Cluster, Genetic Trends Observed in Autoimmune Diseases

A new assessment of the world’s largest twin registry found that autoimmune diseases commonly cluster in patients, and are frequently influenced by genetics.

A team of Sweden-based investigators—led by Jakob Skov, MD, a PhD candidate at the Karolinska Institute in Stockholm—looked into rates of 7 autoimmune diseases (AIDs) via the Swedish Twin Registry, a database which allowed them to assess 116,320 twins of known zygosity.

Their results, presented at the Endocrine Society (ENDO) 2019 Annual Scientific Sessions in New Orleans, LA, evidence the notion that AIDs are genetically complex disorders—in an etiological overlap crossover trial which had not previously been explored in an unbiased fashion.

“Familial aggregation of AIDs is common, and it is therefore not surprising that many genetic risk markers in autoimmunity are pleiotropic,” investigators wrote.

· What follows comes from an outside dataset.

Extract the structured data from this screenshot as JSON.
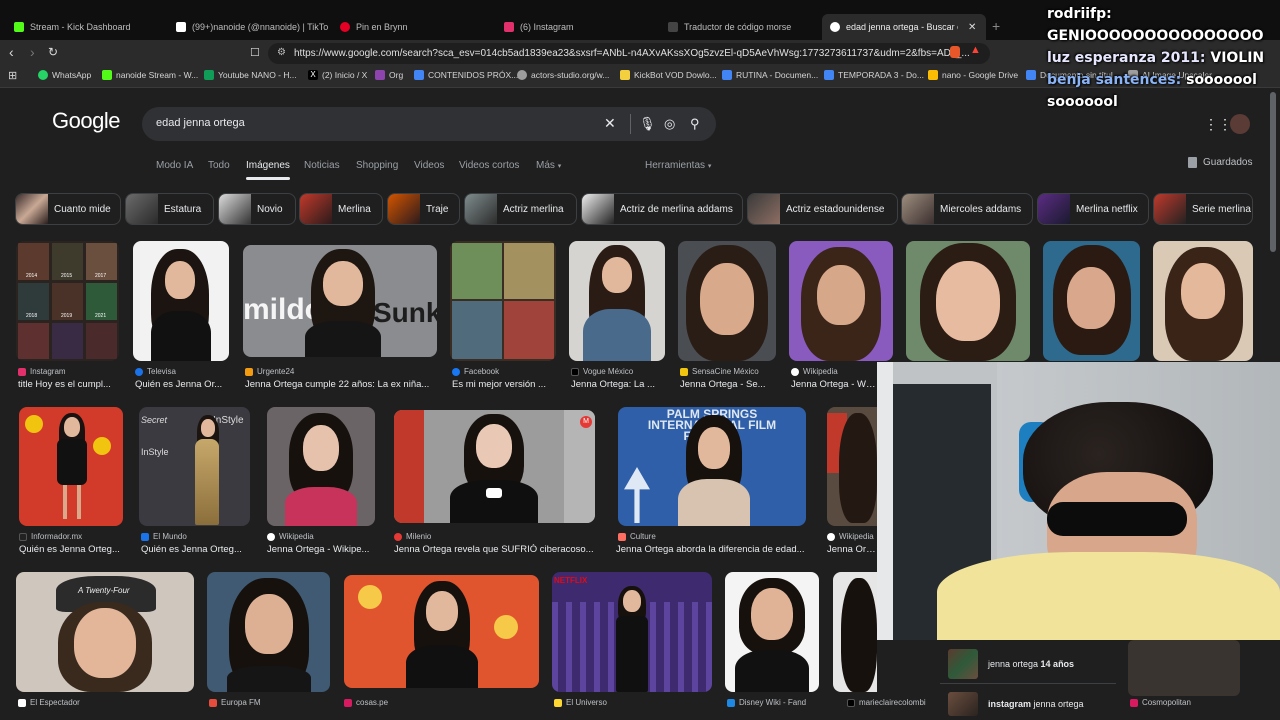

Skov and colleagues identified subjects in the twin registry with rates for the following AIDs:

• 1957 with Hashimoto’s thyroiditis
• 762 with atrophic gastritis
• 723 with celiac disease
• 645 with Grave’s disease
• 420 with type 1 diabetes (T1D)
• 192 with vitiligo
• 31 with Addison’s disease

With consideration to additive genetic and unique environmental effects, among the most heritable conditions was Addison’s disease (.97), while pernicious anemia (.47) was the lowest observed heritable condition.

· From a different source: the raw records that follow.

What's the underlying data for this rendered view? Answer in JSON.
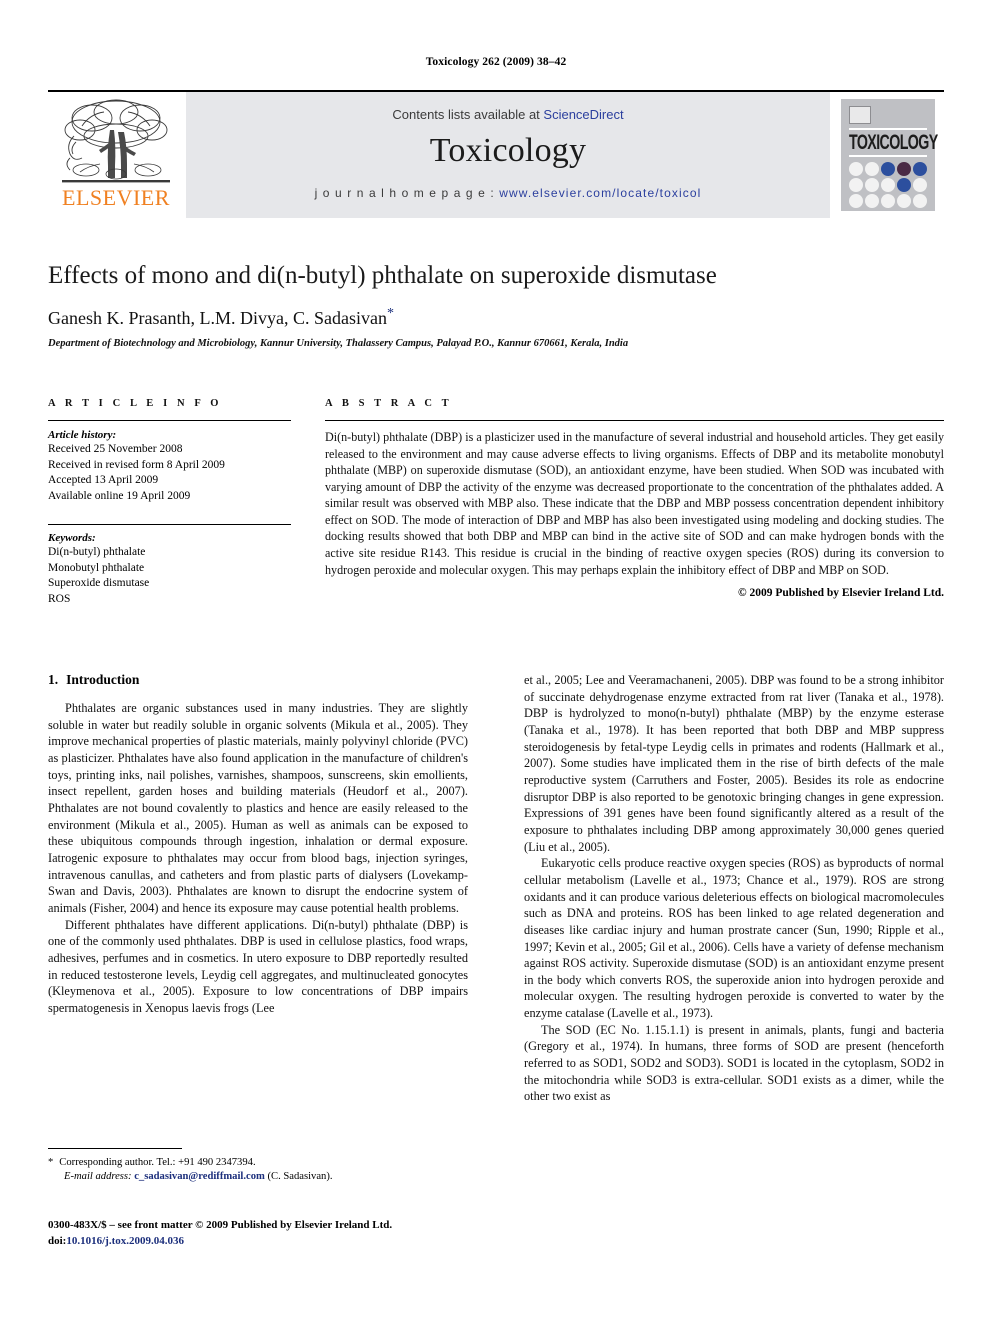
{
  "running_head": "Toxicology 262 (2009) 38–42",
  "masthead": {
    "contents_prefix": "Contents lists available at ",
    "contents_link": "ScienceDirect",
    "journal_name": "Toxicology",
    "homepage_prefix": "j o u r n a l   h o m e p a g e :  ",
    "homepage_url": "www.elsevier.com/locate/toxicol",
    "publisher_logo_text": "ELSEVIER",
    "cover_title": "TOXICOLOGY",
    "accent_orange": "#f08122",
    "link_blue": "#2b3f9e",
    "band_gray": "#e6e7ea",
    "cover_gray": "#bfc0c4",
    "dot_blue": "#2c4f9e",
    "dot_plum": "#4a2a45"
  },
  "title_block": {
    "title": "Effects of mono and di(n-butyl) phthalate on superoxide dismutase",
    "authors": "Ganesh K. Prasanth, L.M. Divya, C. Sadasivan",
    "corresponding_mark": "*",
    "affiliation": "Department of Biotechnology and Microbiology, Kannur University, Thalassery Campus, Palayad P.O., Kannur 670661, Kerala, India"
  },
  "article_info": {
    "heading": "A R T I C L E   I N F O",
    "history_label": "Article history:",
    "history": [
      "Received 25 November 2008",
      "Received in revised form 8 April 2009",
      "Accepted 13 April 2009",
      "Available online 19 April 2009"
    ],
    "keywords_label": "Keywords:",
    "keywords": [
      "Di(n-butyl) phthalate",
      "Monobutyl phthalate",
      "Superoxide dismutase",
      "ROS"
    ]
  },
  "abstract": {
    "heading": "A B S T R A C T",
    "text": "Di(n-butyl) phthalate (DBP) is a plasticizer used in the manufacture of several industrial and household articles. They get easily released to the environment and may cause adverse effects to living organisms. Effects of DBP and its metabolite monobutyl phthalate (MBP) on superoxide dismutase (SOD), an antioxidant enzyme, have been studied. When SOD was incubated with varying amount of DBP the activity of the enzyme was decreased proportionate to the concentration of the phthalates added. A similar result was observed with MBP also. These indicate that the DBP and MBP possess concentration dependent inhibitory effect on SOD. The mode of interaction of DBP and MBP has also been investigated using modeling and docking studies. The docking results showed that both DBP and MBP can bind in the active site of SOD and can make hydrogen bonds with the active site residue R143. This residue is crucial in the binding of reactive oxygen species (ROS) during its conversion to hydrogen peroxide and molecular oxygen. This may perhaps explain the inhibitory effect of DBP and MBP on SOD.",
    "copyright": "© 2009 Published by Elsevier Ireland Ltd."
  },
  "introduction": {
    "number": "1.",
    "title": "Introduction",
    "left_paragraphs": [
      "Phthalates are organic substances used in many industries. They are slightly soluble in water but readily soluble in organic solvents (Mikula et al., 2005). They improve mechanical properties of plastic materials, mainly polyvinyl chloride (PVC) as plasticizer. Phthalates have also found application in the manufacture of children's toys, printing inks, nail polishes, varnishes, shampoos, sunscreens, skin emollients, insect repellent, garden hoses and building materials (Heudorf et al., 2007). Phthalates are not bound covalently to plastics and hence are easily released to the environment (Mikula et al., 2005). Human as well as animals can be exposed to these ubiquitous compounds through ingestion, inhalation or dermal exposure. Iatrogenic exposure to phthalates may occur from blood bags, injection syringes, intravenous canullas, and catheters and from plastic parts of dialysers (Lovekamp-Swan and Davis, 2003). Phthalates are known to disrupt the endocrine system of animals (Fisher, 2004) and hence its exposure may cause potential health problems.",
      "Different phthalates have different applications. Di(n-butyl) phthalate (DBP) is one of the commonly used phthalates. DBP is used in cellulose plastics, food wraps, adhesives, perfumes and in cosmetics. In utero exposure to DBP reportedly resulted in reduced testosterone levels, Leydig cell aggregates, and multinucleated gonocytes (Kleymenova et al., 2005). Exposure to low concentrations of DBP impairs spermatogenesis in Xenopus laevis frogs (Lee"
    ],
    "right_paragraphs": [
      "et al., 2005; Lee and Veeramachaneni, 2005). DBP was found to be a strong inhibitor of succinate dehydrogenase enzyme extracted from rat liver (Tanaka et al., 1978). DBP is hydrolyzed to mono(n-butyl) phthalate (MBP) by the enzyme esterase (Tanaka et al., 1978). It has been reported that both DBP and MBP suppress steroidogenesis by fetal-type Leydig cells in primates and rodents (Hallmark et al., 2007). Some studies have implicated them in the rise of birth defects of the male reproductive system (Carruthers and Foster, 2005). Besides its role as endocrine disruptor DBP is also reported to be genotoxic bringing changes in gene expression. Expressions of 391 genes have been found significantly altered as a result of the exposure to phthalates including DBP among approximately 30,000 genes queried (Liu et al., 2005).",
      "Eukaryotic cells produce reactive oxygen species (ROS) as byproducts of normal cellular metabolism (Lavelle et al., 1973; Chance et al., 1979). ROS are strong oxidants and it can produce various deleterious effects on biological macromolecules such as DNA and proteins. ROS has been linked to age related degeneration and diseases like cardiac injury and human prostrate cancer (Sun, 1990; Ripple et al., 1997; Kevin et al., 2005; Gil et al., 2006). Cells have a variety of defense mechanism against ROS activity. Superoxide dismutase (SOD) is an antioxidant enzyme present in the body which converts ROS, the superoxide anion into hydrogen peroxide and molecular oxygen. The resulting hydrogen peroxide is converted to water by the enzyme catalase (Lavelle et al., 1973).",
      "The SOD (EC No. 1.15.1.1) is present in animals, plants, fungi and bacteria (Gregory et al., 1974). In humans, three forms of SOD are present (henceforth referred to as SOD1, SOD2 and SOD3). SOD1 is located in the cytoplasm, SOD2 in the mitochondria while SOD3 is extra-cellular. SOD1 exists as a dimer, while the other two exist as"
    ]
  },
  "footnotes": {
    "corresponding_mark": "*",
    "corresponding_text": "Corresponding author. Tel.: +91 490 2347394.",
    "email_label": "E-mail address:",
    "email": "c_sadasivan@rediffmail.com",
    "email_owner": "(C. Sadasivan)."
  },
  "imprint": {
    "line1": "0300-483X/$ – see front matter © 2009 Published by Elsevier Ireland Ltd.",
    "doi_label": "doi:",
    "doi": "10.1016/j.tox.2009.04.036"
  }
}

The rates of probandwise pseudo-concordance—a term defined by investigators as the proportion of co-twin subjects with different AIDs among twins with index AID—were greatest in monozygotic twins (MZ) with Addison’s disease (.71), and lowest in dizygotic twins (DZ) with Addison’s disease and vitiligo.

Total probandwise concordance—defined as the proportion of co-twins with any of the observed AIDs among twins with index AID—was weighed against proandwise pseudo-concordance rates to find a ratio distinguishing autoimmune clustering. The ratio was greatest for Addison’s disease (MZ .54; DZ 1.0) and vitiligo (MZ .46; DZ 1.0), and lowest for Hashimoto’s thyroiditis (MZ .29; DZ .29) and Celiac disease (MZ .12; DZ .31).

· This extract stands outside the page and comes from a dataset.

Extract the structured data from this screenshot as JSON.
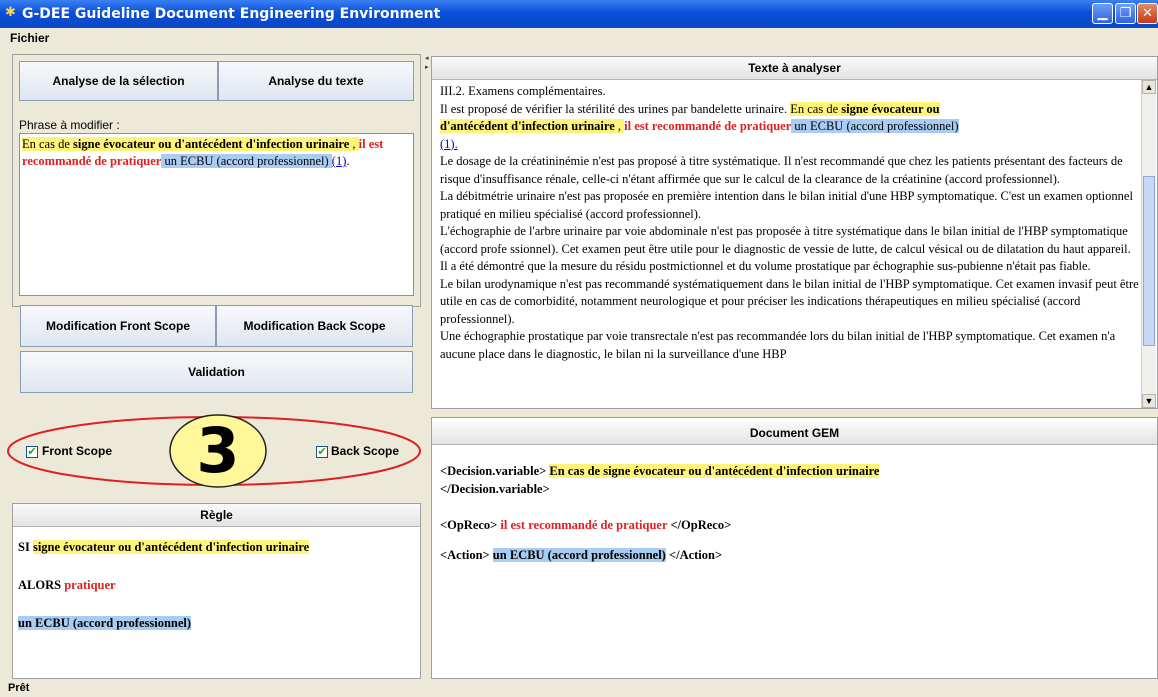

Investigators concluded that Addison’s disease, celiac disease, and T1D were all strong influenced by genes with heritability greater than 85%. Environmental factors were more likely to influence the prevalence of Hashimoto’s hypothyroidism, vitiligo, Grave’s disease, and atrophic gastritis.

“These results contribute to our understanding of what causes autoimmunity and how autoimmune diseases are related,” Skov said in a statement. “The findings may be helpful in patient education and autoimmune risk counseling.”

Within scope of the 7 observed AIDs, however, the defined probandwise concordance rates for individual diseases likely underestimated the burden of autoimmunity.

“This effect is considerable for disorders with significant etiological overlap, such as Addison’s disease and vitiligo, but marginal in celiac disease, which has little etiological overlap,” investigators concluded.

The study, “Heritability and Etiological Overlap in Seven Autoimmune Diseases: A Population-Based Swedish Twin Study,” was presented at ENDO 2019.